Report: COVID damage to Iowa ag will top $6B per year

The legality of Iowa’s controversial “ag gag” law, designed to block undercover investigations at agricultural facilities, could soon be decided by a federal judge. (Photo by Scott Olson/Getty Images)

An Iowa State University center in a new report estimates that the COVID-19 pandemic will cost Iowa’s largest agricultural industries at least $6.3 billion per year.

Here’s a breakdown of the projected annual losses by the Center for Agricultural and Rural Development

— Ethanol: $2.5 billion

— Hogs: $2.1 billion

— Corn: $788 million

— Fed cattle: $658 million

— Soybeans: $213 million

— Calves and feeder cattle: $34 million

Researchers Dermot Hayes, Chad Hart, Keri Jacobs, Lee Schulz and John Crespi said the situation is evolving and those figures could change. But they are the best assessment they can give now, they said. 

The pandemic has brought an economic disaster that is hard to compare to any threats in history, the authors wrote. “The large scale destruction of farmland and processing facilities in the southern United States during the Civil War and the dust bowl on the Great Plains in the 1930s may be the closest analogies,” the authors noted.

Some of the damages will be addressed by the federal CARES Act, which provides an estimated $49 billion in aid to agriculture.

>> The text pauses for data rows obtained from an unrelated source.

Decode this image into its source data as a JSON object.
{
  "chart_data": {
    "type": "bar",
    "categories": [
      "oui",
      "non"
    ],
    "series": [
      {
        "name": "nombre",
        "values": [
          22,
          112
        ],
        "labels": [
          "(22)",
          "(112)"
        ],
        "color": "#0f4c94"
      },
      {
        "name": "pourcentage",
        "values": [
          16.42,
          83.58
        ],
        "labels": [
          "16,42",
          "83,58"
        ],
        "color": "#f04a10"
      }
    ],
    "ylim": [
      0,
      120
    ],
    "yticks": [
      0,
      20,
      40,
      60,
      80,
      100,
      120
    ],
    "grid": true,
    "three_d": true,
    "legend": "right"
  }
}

The report notes that the social distancing needed to contain one of the world’s most threatening pandemics on record has also hurt industries. 

“These policies appear to work in reducing the rate of infection, but they severely curtail economic output and restrict demand,” the authors wrote. “They also force significant changes in the ways people obtain and use basic goods and services.”

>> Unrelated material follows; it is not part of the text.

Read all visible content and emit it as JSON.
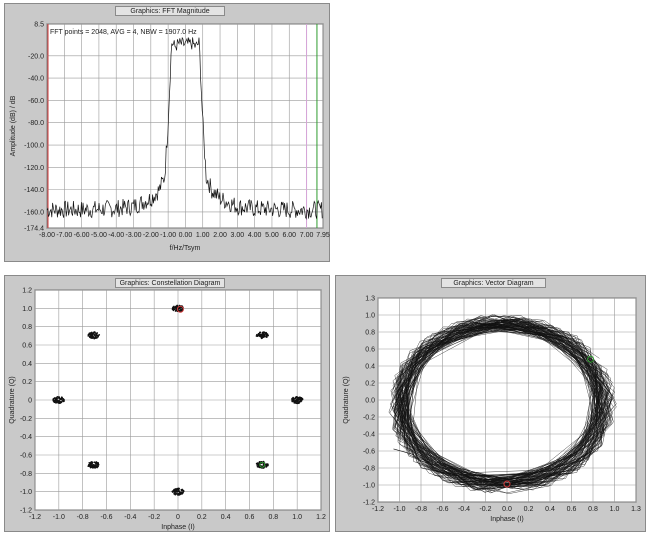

For example, biofuels are taking a direct hit from the loss of demand as people stay home, the authors noted. U.S. fuel use per person has hit a 50-year low. The Energy Information Agency predicts demand will continue to fall through the second quarter, the report said. 

There has been related trouble elsewhere. “The idling of some ethanol plants and the slowdown at others not only reduces ethanol production, it also limits the supply of distillers grains, a major livestock feed component. For some livestock producers, this has translated into higher distillers grains prices as supplies are small, and for some producers, no longer available. As distillers grains have disappeared from the feed ration, livestock producers must replace the energy and protein previously provided by distillers grains. Thus, livestock producers are shifting their feed rations to replace distillers grains with other available feed ingredients, typically soybean meal (for protein) and corn (for energy),” the report indicated. That means spending more in some cases.

While U.S. residents typically consume half their food away from home, because of the virus they now have been encouraged to stay home and use limited carryout options. That has left grocery stores with surpluses of some items and shortages of others, the authors noted.

The report notes that despite some questions about price-gouging among food providers, an early look at beef and pork retail prices did not show a significant change after the pandemic hit. The authors plan to continue that assessment with more sophisticated tools as the pandemic continues.